Our current focus is dealing with PII, for GDPR, CCPA and compliance in general. I’ve been reading up on our competition, analyzing the information that they have placed in the murky swampland called the Internet, the place where no one knows you’re a dog*, and I started to itch. As I researched each vendor, the itch got worse. It was so strong, I would not have been surprised to see it grow arms and start to scratch itself. Every single one of the vendors claims to discover unknown PII (Personally Identifiable Information). Well that’s great.
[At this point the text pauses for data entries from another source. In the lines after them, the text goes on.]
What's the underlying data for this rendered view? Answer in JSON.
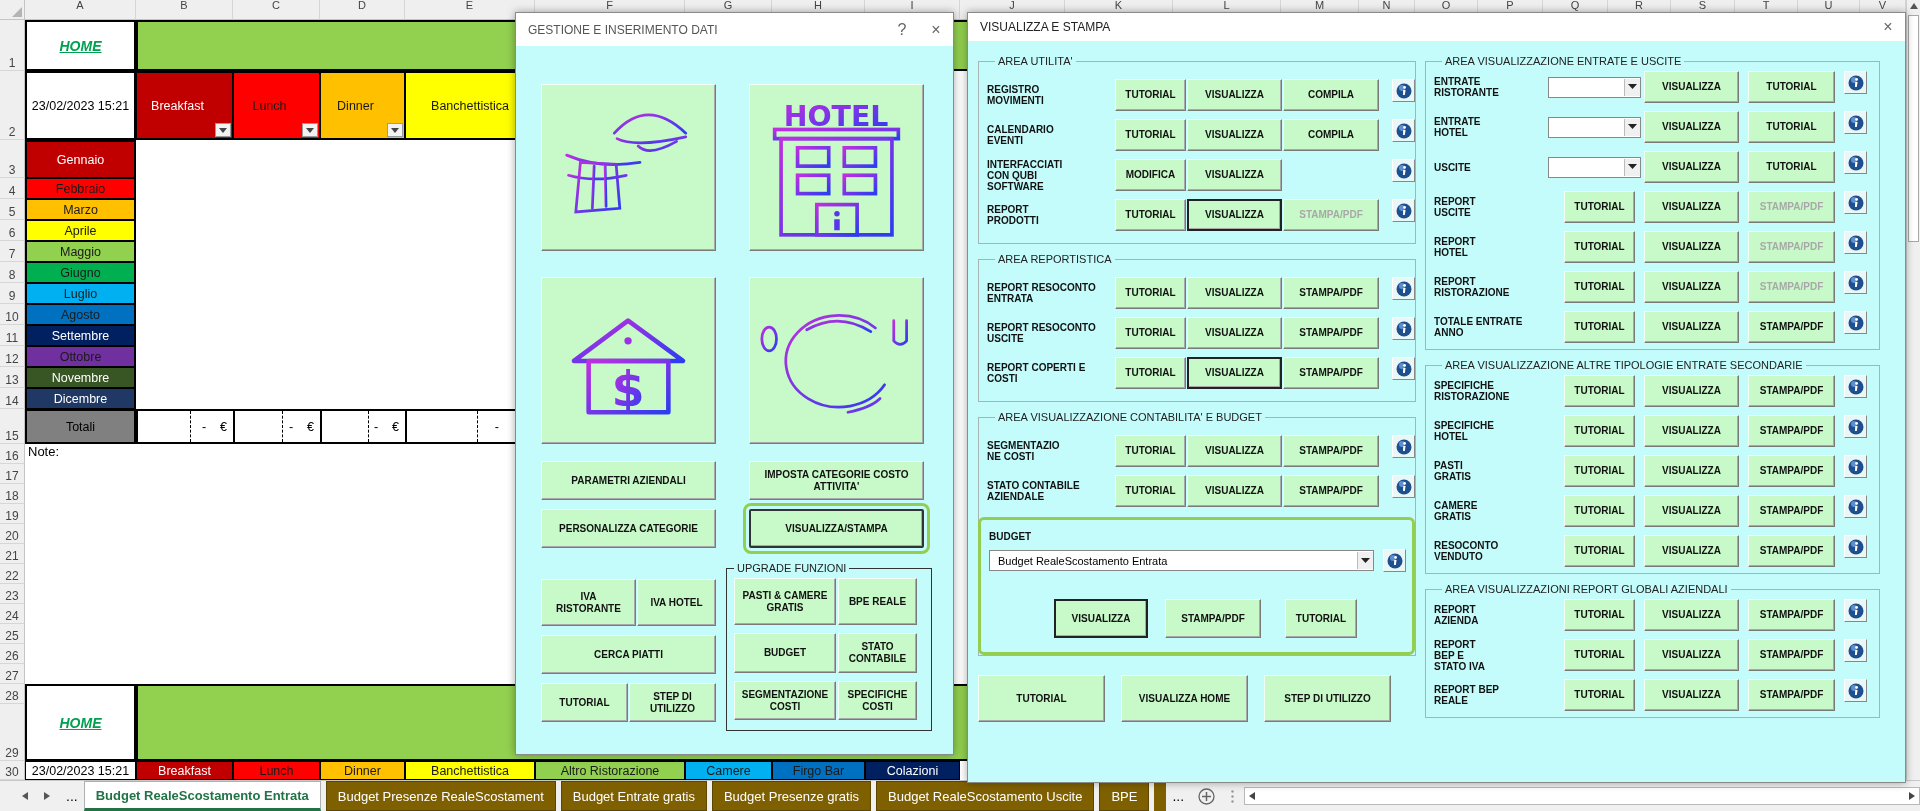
{
  "sheet": {
    "columns": [
      "A",
      "B",
      "C",
      "D",
      "E",
      "F",
      "G",
      "H",
      "I",
      "J",
      "K",
      "L",
      "M",
      "N",
      "O",
      "P",
      "Q",
      "R",
      "S",
      "T",
      "U",
      "V"
    ],
    "rows": [
      "1",
      "2",
      "3",
      "4",
      "5",
      "6",
      "7",
      "8",
      "9",
      "10",
      "11",
      "12",
      "13",
      "14",
      "15",
      "16",
      "17",
      "18",
      "19",
      "20",
      "21",
      "22",
      "23",
      "24",
      "25",
      "26",
      "27",
      "28",
      "29",
      "30"
    ],
    "header_link": "HOME",
    "timestamp": "23/02/2023 15:21",
    "meals": [
      {
        "label": "Breakfast",
        "color": "#c00000",
        "filter": true
      },
      {
        "label": "Lunch",
        "color": "#ff0000",
        "filter": true
      },
      {
        "label": "Dinner",
        "color": "#ffc000",
        "filter": true
      },
      {
        "label": "Banchettistica",
        "color": "#ffff00",
        "filter": false
      }
    ],
    "months": [
      {
        "label": "Gennaio",
        "color": "#c00000"
      },
      {
        "label": "Febbraio",
        "color": "#ff0000"
      },
      {
        "label": "Marzo",
        "color": "#ffc000"
      },
      {
        "label": "Aprile",
        "color": "#ffff00"
      },
      {
        "label": "Maggio",
        "color": "#92d050"
      },
      {
        "label": "Giugno",
        "color": "#00b050"
      },
      {
        "label": "Luglio",
        "color": "#00b0f0"
      },
      {
        "label": "Agosto",
        "color": "#0070c0"
      },
      {
        "label": "Settembre",
        "color": "#002060"
      },
      {
        "label": "Ottobre",
        "color": "#7030a0"
      },
      {
        "label": "Novembre",
        "color": "#375623"
      },
      {
        "label": "Dicembre",
        "color": "#1f3864"
      }
    ],
    "totals_label": "Totali",
    "totals": [
      {
        "value": "-",
        "currency": "€"
      },
      {
        "value": "-",
        "currency": "€"
      },
      {
        "value": "-",
        "currency": "€"
      },
      {
        "value": "-"
      }
    ],
    "note_label": "Note:",
    "footer_link": "HOME",
    "footer_timestamp": "23/02/2023 15:21",
    "footer_meals": [
      {
        "label": "Breakfast",
        "color": "#c00000"
      },
      {
        "label": "Lunch",
        "color": "#ff0000"
      },
      {
        "label": "Dinner",
        "color": "#ffc000"
      },
      {
        "label": "Banchettistica",
        "color": "#ffff00"
      },
      {
        "label": "Altro Ristorazione",
        "color": "#92d050"
      },
      {
        "label": "Camere",
        "color": "#00b0f0"
      },
      {
        "label": "Firgo Bar",
        "color": "#0070c0"
      },
      {
        "label": "Colazioni",
        "color": "#002060"
      }
    ]
  },
  "tabs": {
    "more_left": "...",
    "more_right": "...",
    "items": [
      {
        "label": "Budget RealeScostamento Entrata",
        "selected": true
      },
      {
        "label": "Budget Presenze RealeScostament",
        "selected": false
      },
      {
        "label": "Budget Entrate gratis",
        "selected": false
      },
      {
        "label": "Budget Presenze gratis",
        "selected": false
      },
      {
        "label": "Budget RealeScostamento Uscite",
        "selected": false
      },
      {
        "label": "BPE",
        "selected": false
      }
    ]
  },
  "data_dialog": {
    "title": "GESTIONE E INSERIMENTO DATI",
    "help": "?",
    "close": "×",
    "tiles": [
      {
        "kind": "waiter"
      },
      {
        "kind": "hotel",
        "caption": "HOTEL"
      },
      {
        "kind": "money-house",
        "caption": "$"
      },
      {
        "kind": "plate"
      }
    ],
    "main_buttons": [
      {
        "label": "PARAMETRI AZIENDALI",
        "highlighted": false
      },
      {
        "label": "IMPOSTA CATEGORIE COSTO\nATTIVITA'",
        "highlighted": false
      },
      {
        "label": "PERSONALIZZA CATEGORIE",
        "highlighted": false
      },
      {
        "label": "VISUALIZZA/STAMPA",
        "highlighted": true
      }
    ],
    "left_rows": [
      [
        {
          "label": "IVA\nRISTORANTE",
          "highlighted": false
        },
        {
          "label": "IVA HOTEL",
          "highlighted": false
        }
      ],
      [
        {
          "label": "CERCA PIATTI",
          "highlighted": false
        }
      ],
      [
        {
          "label": "TUTORIAL",
          "highlighted": false
        },
        {
          "label": "STEP DI\nUTILIZZO",
          "highlighted": false
        }
      ]
    ],
    "upgrade": {
      "title": "UPGRADE FUNZIONI",
      "rows": [
        [
          {
            "label": "PASTI & CAMERE\nGRATIS",
            "highlighted": false
          },
          {
            "label": "BPE REALE",
            "highlighted": false
          }
        ],
        [
          {
            "label": "BUDGET",
            "highlighted": false
          },
          {
            "label": "STATO\nCONTABILE",
            "highlighted": false
          }
        ],
        [
          {
            "label": "SEGMENTAZIONE\nCOSTI",
            "highlighted": false
          },
          {
            "label": "SPECIFICHE\nCOSTI",
            "highlighted": false
          }
        ]
      ]
    }
  },
  "print_dialog": {
    "title": "VISUALIZZA E STAMPA",
    "close": "×",
    "left_sections": [
      {
        "title": "AREA UTILITA'",
        "rows": [
          {
            "label": "REGISTRO\nMOVIMENTI",
            "buttons": [
              {
                "label": "TUTORIAL",
                "disabled": false,
                "focused": false
              },
              {
                "label": "VISUALIZZA",
                "disabled": false,
                "focused": false
              },
              {
                "label": "COMPILA",
                "disabled": false,
                "focused": false
              }
            ]
          },
          {
            "label": "CALENDARIO\nEVENTI",
            "buttons": [
              {
                "label": "TUTORIAL",
                "disabled": false,
                "focused": false
              },
              {
                "label": "VISUALIZZA",
                "disabled": false,
                "focused": false
              },
              {
                "label": "COMPILA",
                "disabled": false,
                "focused": false
              }
            ]
          },
          {
            "label": "INTERFACCIATI\nCON QUBI\nSOFTWARE",
            "buttons": [
              {
                "label": "MODIFICA",
                "disabled": false,
                "focused": false
              },
              {
                "label": "VISUALIZZA",
                "disabled": false,
                "focused": false
              }
            ]
          },
          {
            "label": "REPORT\nPRODOTTI",
            "buttons": [
              {
                "label": "TUTORIAL",
                "disabled": false,
                "focused": false
              },
              {
                "label": "VISUALIZZA",
                "disabled": false,
                "focused": true
              },
              {
                "label": "STAMPA/PDF",
                "disabled": true,
                "focused": false
              }
            ]
          }
        ]
      },
      {
        "title": "AREA REPORTISTICA",
        "rows": [
          {
            "label": "REPORT RESOCONTO\nENTRATA",
            "buttons": [
              {
                "label": "TUTORIAL",
                "disabled": false,
                "focused": false
              },
              {
                "label": "VISUALIZZA",
                "disabled": false,
                "focused": false
              },
              {
                "label": "STAMPA/PDF",
                "disabled": false,
                "focused": false
              }
            ]
          },
          {
            "label": "REPORT RESOCONTO\nUSCITE",
            "buttons": [
              {
                "label": "TUTORIAL",
                "disabled": false,
                "focused": false
              },
              {
                "label": "VISUALIZZA",
                "disabled": false,
                "focused": false
              },
              {
                "label": "STAMPA/PDF",
                "disabled": false,
                "focused": false
              }
            ]
          },
          {
            "label": "REPORT COPERTI E\nCOSTI",
            "buttons": [
              {
                "label": "TUTORIAL",
                "disabled": false,
                "focused": false
              },
              {
                "label": "VISUALIZZA",
                "disabled": false,
                "focused": true
              },
              {
                "label": "STAMPA/PDF",
                "disabled": false,
                "focused": false
              }
            ]
          }
        ]
      },
      {
        "title": "AREA VISUALIZZAZIONE CONTABILITA' E BUDGET",
        "rows": [
          {
            "label": "SEGMENTAZIO\nNE COSTI",
            "buttons": [
              {
                "label": "TUTORIAL",
                "disabled": false,
                "focused": false
              },
              {
                "label": "VISUALIZZA",
                "disabled": false,
                "focused": false
              },
              {
                "label": "STAMPA/PDF",
                "disabled": false,
                "focused": false
              }
            ]
          },
          {
            "label": "STATO CONTABILE\nAZIENDALE",
            "buttons": [
              {
                "label": "TUTORIAL",
                "disabled": false,
                "focused": false
              },
              {
                "label": "VISUALIZZA",
                "disabled": false,
                "focused": false
              },
              {
                "label": "STAMPA/PDF",
                "disabled": false,
                "focused": false
              }
            ]
          }
        ],
        "budget": {
          "label": "BUDGET",
          "value": "Budget RealeScostamento Entrata",
          "highlighted": true,
          "buttons": [
            {
              "label": "VISUALIZZA",
              "disabled": false,
              "focused": true
            },
            {
              "label": "STAMPA/PDF",
              "disabled": false,
              "focused": false
            },
            {
              "label": "TUTORIAL",
              "disabled": false,
              "focused": false
            }
          ]
        }
      }
    ],
    "footer_buttons": [
      {
        "label": "TUTORIAL",
        "disabled": false,
        "focused": false
      },
      {
        "label": "VISUALIZZA HOME",
        "disabled": false,
        "focused": false
      },
      {
        "label": "STEP DI UTILIZZO",
        "disabled": false,
        "focused": false
      }
    ],
    "right_sections": [
      {
        "title": "AREA VISUALIZZAZIONE ENTRATE E USCITE",
        "rows": [
          {
            "kind": "combo",
            "label": "ENTRATE\nRISTORANTE",
            "buttons": [
              {
                "label": "VISUALIZZA",
                "disabled": false,
                "focused": false
              },
              {
                "label": "TUTORIAL",
                "disabled": false,
                "focused": false
              }
            ]
          },
          {
            "kind": "combo",
            "label": "ENTRATE\nHOTEL",
            "buttons": [
              {
                "label": "VISUALIZZA",
                "disabled": false,
                "focused": false
              },
              {
                "label": "TUTORIAL",
                "disabled": false,
                "focused": false
              }
            ]
          },
          {
            "kind": "combo",
            "label": "USCITE",
            "buttons": [
              {
                "label": "VISUALIZZA",
                "disabled": false,
                "focused": false
              },
              {
                "label": "TUTORIAL",
                "disabled": false,
                "focused": false
              }
            ]
          },
          {
            "kind": "buttons",
            "label": "REPORT\nUSCITE",
            "buttons": [
              {
                "label": "TUTORIAL",
                "disabled": false,
                "focused": false
              },
              {
                "label": "VISUALIZZA",
                "disabled": false,
                "focused": false
              },
              {
                "label": "STAMPA/PDF",
                "disabled": true,
                "focused": false
              }
            ]
          },
          {
            "kind": "buttons",
            "label": "REPORT\nHOTEL",
            "buttons": [
              {
                "label": "TUTORIAL",
                "disabled": false,
                "focused": false
              },
              {
                "label": "VISUALIZZA",
                "disabled": false,
                "focused": false
              },
              {
                "label": "STAMPA/PDF",
                "disabled": true,
                "focused": false
              }
            ]
          },
          {
            "kind": "buttons",
            "label": "REPORT\nRISTORAZIONE",
            "buttons": [
              {
                "label": "TUTORIAL",
                "disabled": false,
                "focused": false
              },
              {
                "label": "VISUALIZZA",
                "disabled": false,
                "focused": false
              },
              {
                "label": "STAMPA/PDF",
                "disabled": true,
                "focused": false
              }
            ]
          },
          {
            "kind": "buttons",
            "label": "TOTALE ENTRATE\nANNO",
            "buttons": [
              {
                "label": "TUTORIAL",
                "disabled": false,
                "focused": false
              },
              {
                "label": "VISUALIZZA",
                "disabled": false,
                "focused": false
              },
              {
                "label": "STAMPA/PDF",
                "disabled": false,
                "focused": false
              }
            ]
          }
        ]
      },
      {
        "title": "AREA VISUALIZZAZIONE ALTRE TIPOLOGIE ENTRATE SECONDARIE",
        "rows": [
          {
            "kind": "buttons",
            "label": "SPECIFICHE\nRISTORAZIONE",
            "buttons": [
              {
                "label": "TUTORIAL",
                "disabled": false,
                "focused": false
              },
              {
                "label": "VISUALIZZA",
                "disabled": false,
                "focused": false
              },
              {
                "label": "STAMPA/PDF",
                "disabled": false,
                "focused": false
              }
            ]
          },
          {
            "kind": "buttons",
            "label": "SPECIFICHE\nHOTEL",
            "buttons": [
              {
                "label": "TUTORIAL",
                "disabled": false,
                "focused": false
              },
              {
                "label": "VISUALIZZA",
                "disabled": false,
                "focused": false
              },
              {
                "label": "STAMPA/PDF",
                "disabled": false,
                "focused": false
              }
            ]
          },
          {
            "kind": "buttons",
            "label": "PASTI\nGRATIS",
            "buttons": [
              {
                "label": "TUTORIAL",
                "disabled": false,
                "focused": false
              },
              {
                "label": "VISUALIZZA",
                "disabled": false,
                "focused": false
              },
              {
                "label": "STAMPA/PDF",
                "disabled": false,
                "focused": false
              }
            ]
          },
          {
            "kind": "buttons",
            "label": "CAMERE\nGRATIS",
            "buttons": [
              {
                "label": "TUTORIAL",
                "disabled": false,
                "focused": false
              },
              {
                "label": "VISUALIZZA",
                "disabled": false,
                "focused": false
              },
              {
                "label": "STAMPA/PDF",
                "disabled": false,
                "focused": false
              }
            ]
          },
          {
            "kind": "buttons",
            "label": "RESOCONTO\nVENDUTO",
            "buttons": [
              {
                "label": "TUTORIAL",
                "disabled": false,
                "focused": false
              },
              {
                "label": "VISUALIZZA",
                "disabled": false,
                "focused": false
              },
              {
                "label": "STAMPA/PDF",
                "disabled": false,
                "focused": false
              }
            ]
          }
        ]
      },
      {
        "title": "AREA VISUALIZZAZIONI REPORT GLOBALI AZIENDALI",
        "rows": [
          {
            "kind": "buttons",
            "label": "REPORT\nAZIENDA",
            "buttons": [
              {
                "label": "TUTORIAL",
                "disabled": false,
                "focused": false
              },
              {
                "label": "VISUALIZZA",
                "disabled": false,
                "focused": false
              },
              {
                "label": "STAMPA/PDF",
                "disabled": false,
                "focused": false
              }
            ]
          },
          {
            "kind": "buttons",
            "label": "REPORT\nBEP E\nSTATO IVA",
            "buttons": [
              {
                "label": "TUTORIAL",
                "disabled": false,
                "focused": false
              },
              {
                "label": "VISUALIZZA",
                "disabled": false,
                "focused": false
              },
              {
                "label": "STAMPA/PDF",
                "disabled": false,
                "focused": false
              }
            ]
          },
          {
            "kind": "buttons",
            "label": "REPORT BEP\nREALE",
            "buttons": [
              {
                "label": "TUTORIAL",
                "disabled": false,
                "focused": false
              },
              {
                "label": "VISUALIZZA",
                "disabled": false,
                "focused": false
              },
              {
                "label": "STAMPA/PDF",
                "disabled": false,
                "focused": false
              }
            ]
          }
        ]
      }
    ]
  }
}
It means that each one of them can connect to a known data source and run some form of analytics against that data source to find PII. And that is a good start, but it was also the start of my itch.
Let’s conduct a short poll. Who here knows, with 100% certainty, where they have stored PII? And our survey says – uhuh. With the explosion of DevOps, Shadow IT and CI/CD over the last few years, who amongst us is brave enough to say that processes and procedures have been uniformly followed, and of course I know where my data is? You do? Seriously dude? Liar, liar, pants on fire.
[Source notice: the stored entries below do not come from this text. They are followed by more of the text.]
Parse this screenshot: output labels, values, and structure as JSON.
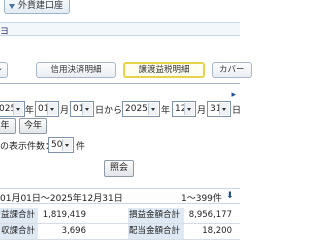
{
  "top_tab": {
    "label": "外貨建口座"
  },
  "header_glyph": "ヨ",
  "subtabs": [
    {
      "label": "レ"
    },
    {
      "label": "信用決済明細"
    },
    {
      "label": "譲渡益税明細"
    },
    {
      "label": "カバー"
    }
  ],
  "date_from": {
    "year": "025",
    "month": "01",
    "day": "01",
    "year_unit": "年",
    "month_unit": "月",
    "day_unit": "日"
  },
  "connector": "から",
  "date_to": {
    "year": "2025",
    "month": "12",
    "day": "31",
    "year_unit": "年",
    "month_unit": "月",
    "day_unit": "日"
  },
  "quick_buttons": {
    "last_year": "年",
    "this_year": "今年"
  },
  "per_page": {
    "label": "の表示件数：",
    "value": "50",
    "unit": "件"
  },
  "query_button": "照会",
  "results": {
    "period": "01月01日～2025年12月31日",
    "range": "1～399件",
    "download_icon": "download-icon"
  },
  "summary": [
    {
      "h1": "益課合計",
      "v1": "1,819,419",
      "h2": "損益金額合計",
      "v2": "8,956,177"
    },
    {
      "h1": "収課合計",
      "v1": "3,696",
      "h2": "配当金額合計",
      "v2": "18,200"
    }
  ]
}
And that was where the itch came from. The GDPR, CCPA requirements are clear – to identify all PII held by the organization about an individual. But when you don’t even know what you have, how can you comply? The picture is incomplete where you only identify unknown PII where the sources are known. That’s tunnel vision – you can only see what you can see, and that is nowhere near the requirement.
To complete that picture, and to comply, you must be able to discover all currently unknown data sources. In order to remain compliant, you must be able to maintain that list (or we have the good old unknown sources over again). Nowadays, it’s so easy to spin up a system, to duplicate an existing system or to even migrate a system without disrupting the production environment, who’s going to know if I duplicate the CRM database for testing. (Yes, that one must also be covered for GDPR, CCPA even though it is a test system)
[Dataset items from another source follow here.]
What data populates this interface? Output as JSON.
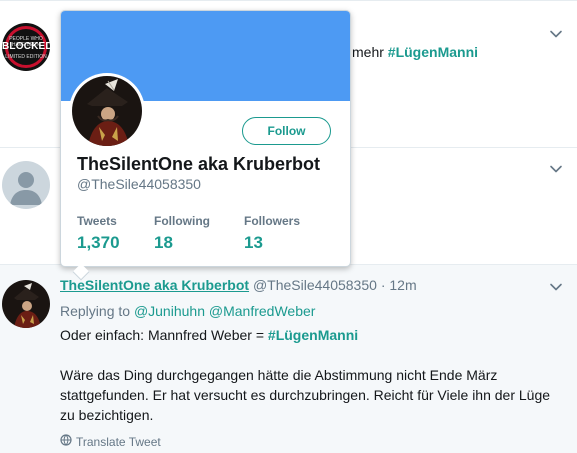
{
  "tweets": {
    "t1": {
      "avatar": {
        "top_text": "PEOPLE WHO HAVE BEEN",
        "main_text": "BLOCKED",
        "bottom_text": "LIMITED EDITION"
      },
      "text_word": "mehr",
      "hashtag": "#LügenManni"
    },
    "t3": {
      "display_name": "TheSilentOne aka Kruberbot",
      "handle": "@TheSile44058350",
      "separator": "·",
      "time": "12m",
      "replying_prefix": "Replying to",
      "mention1": "@Junihuhn",
      "mention2": "@ManfredWeber",
      "line1_text": "Oder einfach: Mannfred Weber =",
      "line1_hashtag": "#LügenManni",
      "paragraph2": "Wäre das Ding durchgegangen hätte die Abstimmung nicht Ende März stattgefunden. Er hat versucht es durchzubringen. Reicht für Viele ihn der Lüge zu bezichtigen.",
      "translate_label": "Translate Tweet"
    }
  },
  "popup": {
    "follow_label": "Follow",
    "display_name": "TheSilentOne aka Kruberbot",
    "handle": "@TheSile44058350",
    "stats": [
      {
        "label": "Tweets",
        "value": "1,370"
      },
      {
        "label": "Following",
        "value": "18"
      },
      {
        "label": "Followers",
        "value": "13"
      }
    ]
  },
  "colors": {
    "accent": "#1b9a8f",
    "banner": "#4d9af3",
    "muted": "#657786",
    "highlight_bg": "#f5f8fa"
  },
  "icons": [
    "chevron-down-icon",
    "globe-icon",
    "default-avatar-icon"
  ]
}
Enter some smart people with smart technology. Instead of looking at the existing inventory of data sources, they concluded that the correct approach is to look at network traffic. Through analysis of the traffic we can understand which network elements store PII, which share PII and those which process PII. And when someone spins up or replicates a system, it is automatically discovered – so no more unknown sources of data. And no more unknown PII inside unknown sources. Why? Because there are no more unknown sources. Better yet, it’s plug and play. No need to babysit, just plug it in and let it report back.
Not only will you enjoy a true picture of your PII, you will be compliant, and that itch has simply disappeared.
*Peter Steiner, New Yorker 1993, “On the Internet, nobody knows you’re a dog”. Isn’t it ironic to quote an iconic anonymity joke in a privacy blog?